Le moindre mal ne va pas nous sauver. La solution viendra de nous. L’idée du moindre mal n’a de sens que si le moindre mal produit du moindre mal, ce qui n’est certainement pas le cas: regardez l’histoire récente! Et elle ne fait sens aussi que s’il n’y a pas d’autre option. Mais il y en a une, et mon problème, c’est que cet argument du moindre mal sert précisément à dissimuler cette autre option. C’est pourtant ce que le peuple américain réclame. La démocratie, ce n’est pas seulement une question de «Qui détestons-nous le plus?» ou bien «Qui craignons nous le plus?». La démocratie a besoin de morale, d’une vision, d’un programme auquel on puisse souscrire. Et il s’avère que ce que nous voulons pourrait l’emporter. Un autre point, c’est qu’un système de vote préférentiel pourrait résoudre ce problème en un clin d’œil.

Cela voudrait dire que chaque vote pourrait compter.

Tout à fait. C’est la fin du vote qui ne sert à rien. [Aux États-Unis, en vertu de la règle dite du winner-takes-all, dans chaque État, le candidat sorti vainqueur remporte tous les grands électeurs, qui servent ensuite à désigner le vainqueur de l’élection, ndt] Et ce système est déjà utilisé un peu partout. On l’utilise dans le Maine pour les élections à des postes locaux. Pourquoi ne pas l’adopter immédiatement, par mesure d’urgence? Cette législature pourrait changer la manière dont les votes sont décomptés, reprogrammer les machines à voter.

Oui, mais avec le collège électoral, ce serait inconstitutionnel au niveau présidentiel.

Non, c’est faux. Nous parlons de la manière dont est formé le collège électoral: voilà comment vous allez compter les voix dans votre État pour constituer votre collège électoral. Si votre premier choix perd, votre vote est automatiquement réattribué à votre second choix.

On pourrait faire ça. Le Nebraska et le Maine le font déjà. Ça serait constitutionnel.

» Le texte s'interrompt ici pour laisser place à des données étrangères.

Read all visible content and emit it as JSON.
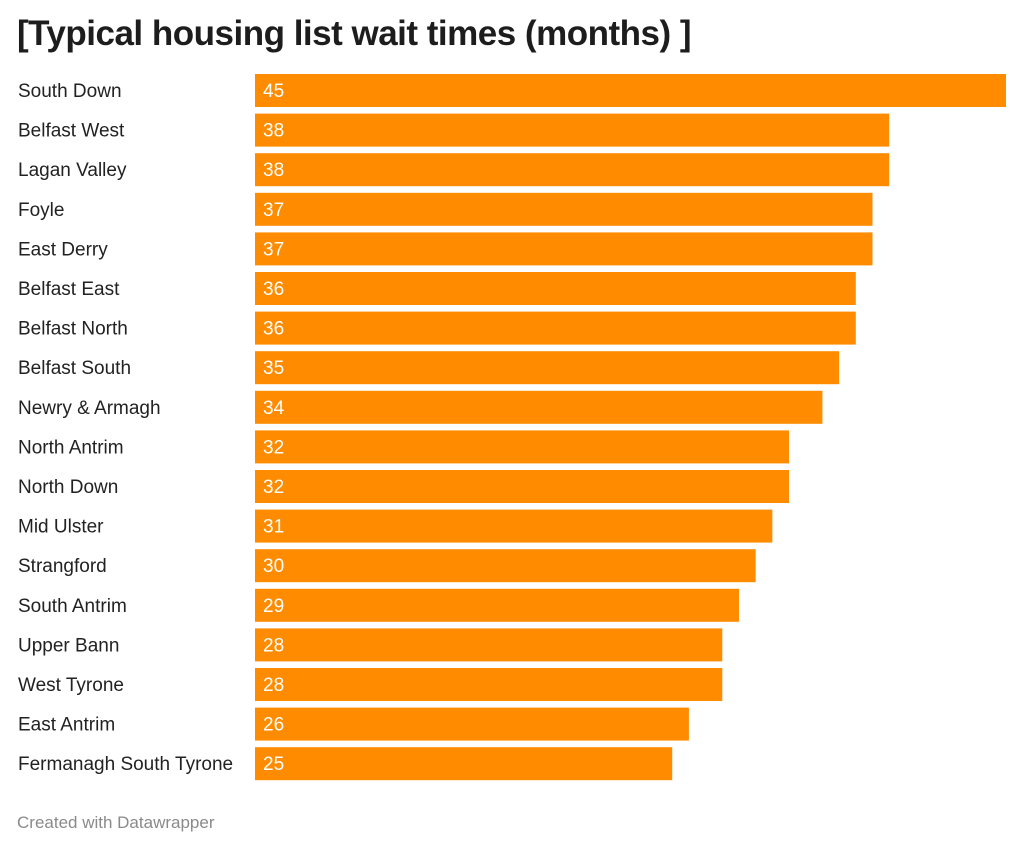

Voilà. Et même si, dans votre État, c’est toujours le winner takes all, le vainqueur serait décompté en vertu d’un vote hiérarchisé. Sauf que jamais les Démocrates ne laisseront passer un tel changement. Nous avons proposé cette loi dans le Massachusetts, mon État, la première fois que je me suis présenté contre Mitt Romney en 2002 en tant que candidate verte. Mais ils n’ont jamais voulu qu’il passe en commission, alors qu’ils pouvaient le faire voter. Et pourquoi ne l’ont-ils pas fait? Parce qu’ils préfèrent jouer sur la peur. Ils jouent sur la peur pour vous intimider quand vous déposez votre bulletin dans l’urne, parce qu’ils ne peuvent pas obtenir votre adhésion autrement, parce que fondamentalement, ce sont les grandes entreprises privées qui ont le dernier mot dans la politique du parti démocrate.

N’importe quel parti qui domine un État serait contre une telle loi.

Quel que soit le parti qui nous tient par la gorge, il ne la laissera effectivement pas passer. Rien que ça devrait vous persuader de ne pas voter pour eux, parce qu’ils ne sont pas de votre côté.